「危険区域」に住宅次々 気仙沼市は例外を認める

2012-11-22 13:52:01 | 宮城県

 宮城県気仙沼市で、津波などの災害に備えて住宅建築を制限する「災害危険区域」に住宅を再建する動きが出ている。想定される津波の高さや住宅の構造によって、市が例外的に建築を認めているためだ。「住み慣れた場所に戻りたい」という被災者の要望は切実。ただ建築可能な地域の明確な線引きはなく、市には戸惑う市民から問い合わせも相次いでいる。
 
 「ようやく元の場所に戻れる」。災害危険区域に指定されている気仙沼市本吉町大谷東地区で15日、自宅の上棟式を終えた高橋永二さん(55)が声を弾ませた。
  想定される津波の高さは地面から約1メートル。震災前より40センチ盛り土し、70センチの基礎部分も設けることで建築が認められた。来年1月にも完成する。
  地区には流失を免れた住宅が点在し、修繕して再び暮らし始めた住民も多い。市内の仮設住宅で母親(76)と暮らす高橋さんは「津波がまた来る恐れはあるが、知り合いが多く住み慣れた場所で生活したい」と語る。

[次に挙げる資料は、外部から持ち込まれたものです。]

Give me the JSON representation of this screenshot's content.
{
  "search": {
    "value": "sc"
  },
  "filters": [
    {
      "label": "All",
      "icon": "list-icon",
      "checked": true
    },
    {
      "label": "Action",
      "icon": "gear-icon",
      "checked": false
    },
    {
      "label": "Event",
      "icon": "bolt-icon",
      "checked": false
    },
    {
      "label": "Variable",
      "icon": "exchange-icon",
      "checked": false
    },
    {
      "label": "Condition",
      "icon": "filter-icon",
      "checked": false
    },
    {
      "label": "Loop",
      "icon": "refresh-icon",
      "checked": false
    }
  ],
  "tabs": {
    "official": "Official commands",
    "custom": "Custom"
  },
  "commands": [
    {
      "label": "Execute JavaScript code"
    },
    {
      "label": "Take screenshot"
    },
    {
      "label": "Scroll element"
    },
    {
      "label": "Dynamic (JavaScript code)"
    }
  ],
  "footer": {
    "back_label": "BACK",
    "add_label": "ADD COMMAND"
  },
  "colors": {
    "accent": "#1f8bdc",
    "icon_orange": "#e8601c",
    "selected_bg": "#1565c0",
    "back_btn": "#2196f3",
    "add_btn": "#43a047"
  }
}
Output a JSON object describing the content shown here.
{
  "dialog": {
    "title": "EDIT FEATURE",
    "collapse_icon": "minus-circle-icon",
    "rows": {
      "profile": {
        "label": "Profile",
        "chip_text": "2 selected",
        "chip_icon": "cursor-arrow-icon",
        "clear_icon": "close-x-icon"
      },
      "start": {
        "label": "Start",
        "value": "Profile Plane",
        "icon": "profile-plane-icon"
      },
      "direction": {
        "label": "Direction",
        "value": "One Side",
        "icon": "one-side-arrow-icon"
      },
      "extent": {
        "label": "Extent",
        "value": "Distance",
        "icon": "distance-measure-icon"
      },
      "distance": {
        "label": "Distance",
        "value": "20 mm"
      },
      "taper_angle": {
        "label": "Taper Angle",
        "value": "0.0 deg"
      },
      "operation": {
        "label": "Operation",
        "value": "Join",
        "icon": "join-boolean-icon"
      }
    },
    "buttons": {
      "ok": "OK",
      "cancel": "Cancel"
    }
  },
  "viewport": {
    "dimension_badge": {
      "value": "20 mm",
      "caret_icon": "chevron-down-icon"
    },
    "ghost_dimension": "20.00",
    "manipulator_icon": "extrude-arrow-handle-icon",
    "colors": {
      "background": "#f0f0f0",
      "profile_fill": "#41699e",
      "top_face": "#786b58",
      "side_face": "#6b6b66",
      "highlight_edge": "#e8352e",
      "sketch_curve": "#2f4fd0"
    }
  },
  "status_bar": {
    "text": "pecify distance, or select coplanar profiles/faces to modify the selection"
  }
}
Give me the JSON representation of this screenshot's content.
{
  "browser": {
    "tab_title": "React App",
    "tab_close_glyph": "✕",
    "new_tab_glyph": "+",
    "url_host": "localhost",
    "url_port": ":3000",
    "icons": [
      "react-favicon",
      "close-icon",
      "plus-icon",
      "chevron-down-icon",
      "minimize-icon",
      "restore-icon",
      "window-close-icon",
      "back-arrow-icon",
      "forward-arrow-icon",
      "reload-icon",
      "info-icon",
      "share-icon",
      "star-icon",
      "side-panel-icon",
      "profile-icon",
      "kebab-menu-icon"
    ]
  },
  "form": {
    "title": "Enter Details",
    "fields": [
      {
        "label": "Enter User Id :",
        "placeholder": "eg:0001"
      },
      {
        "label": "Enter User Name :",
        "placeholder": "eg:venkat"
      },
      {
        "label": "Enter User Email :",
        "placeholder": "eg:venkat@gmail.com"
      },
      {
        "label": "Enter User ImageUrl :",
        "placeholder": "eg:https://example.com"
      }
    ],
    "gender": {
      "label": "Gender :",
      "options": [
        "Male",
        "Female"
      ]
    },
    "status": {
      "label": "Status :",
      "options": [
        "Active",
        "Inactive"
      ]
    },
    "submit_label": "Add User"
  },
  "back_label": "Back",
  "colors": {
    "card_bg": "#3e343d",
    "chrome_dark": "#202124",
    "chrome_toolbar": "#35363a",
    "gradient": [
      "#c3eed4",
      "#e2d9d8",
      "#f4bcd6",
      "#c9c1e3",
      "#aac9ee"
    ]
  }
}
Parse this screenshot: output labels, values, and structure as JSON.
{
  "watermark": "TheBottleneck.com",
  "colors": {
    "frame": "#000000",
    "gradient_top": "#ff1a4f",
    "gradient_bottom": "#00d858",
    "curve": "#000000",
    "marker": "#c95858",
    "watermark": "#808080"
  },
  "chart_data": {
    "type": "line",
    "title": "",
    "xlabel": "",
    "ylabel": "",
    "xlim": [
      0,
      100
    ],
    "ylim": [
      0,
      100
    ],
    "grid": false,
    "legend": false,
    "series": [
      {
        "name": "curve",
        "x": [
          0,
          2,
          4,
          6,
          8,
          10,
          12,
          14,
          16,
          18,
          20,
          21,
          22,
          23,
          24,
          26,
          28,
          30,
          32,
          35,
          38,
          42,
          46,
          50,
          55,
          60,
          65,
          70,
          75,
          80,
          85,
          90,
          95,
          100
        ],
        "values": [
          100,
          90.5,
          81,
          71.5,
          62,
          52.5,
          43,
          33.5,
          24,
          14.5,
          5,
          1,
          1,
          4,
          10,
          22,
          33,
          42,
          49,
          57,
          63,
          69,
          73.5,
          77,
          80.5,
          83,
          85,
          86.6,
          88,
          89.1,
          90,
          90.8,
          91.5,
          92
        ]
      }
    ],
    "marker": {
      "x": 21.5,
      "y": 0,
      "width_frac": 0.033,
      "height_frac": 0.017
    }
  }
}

  市は津波のシミュレーションに基づき、防潮堤などを整備しても浸水する13.8平方キロを災害危険区域に指定し、居住用建物の建築を原則禁止した。ただ平地が少ないことから、浸水想定がおおむね1メートルを下回る地域では、かさ上げや、鉄筋コンクリート造りといった強固な構造などを条件に例外を認めている。7月の区域指定以降、既に4件を承認した。


  宮城県内では、仙台市や名取市が危険区域内での建築を全面禁止。東松島市と山元町は危険区域(津波防災区域)を津波の高さに応じ3区分し、一定の高さや強度があれば新築を認めている。
  地域区分なしに建築を認めているのは気仙沼市だけ。建築可能な地域は明示しておらず、市には「自分の土地は建築が可能か」「どんな構造ならばオーケーか」といった照会が続いている。
  災害危険区域の指定は、個別移転の補助が受けられる「がけ地近接等危険住宅移転事業」などの前提となるため、市は全域一括で指定を急いだ経緯がある。
  市は「生命と財産が守られることが最低限の条件。建築の可否は個別に相談してほしい」と呼び掛けている。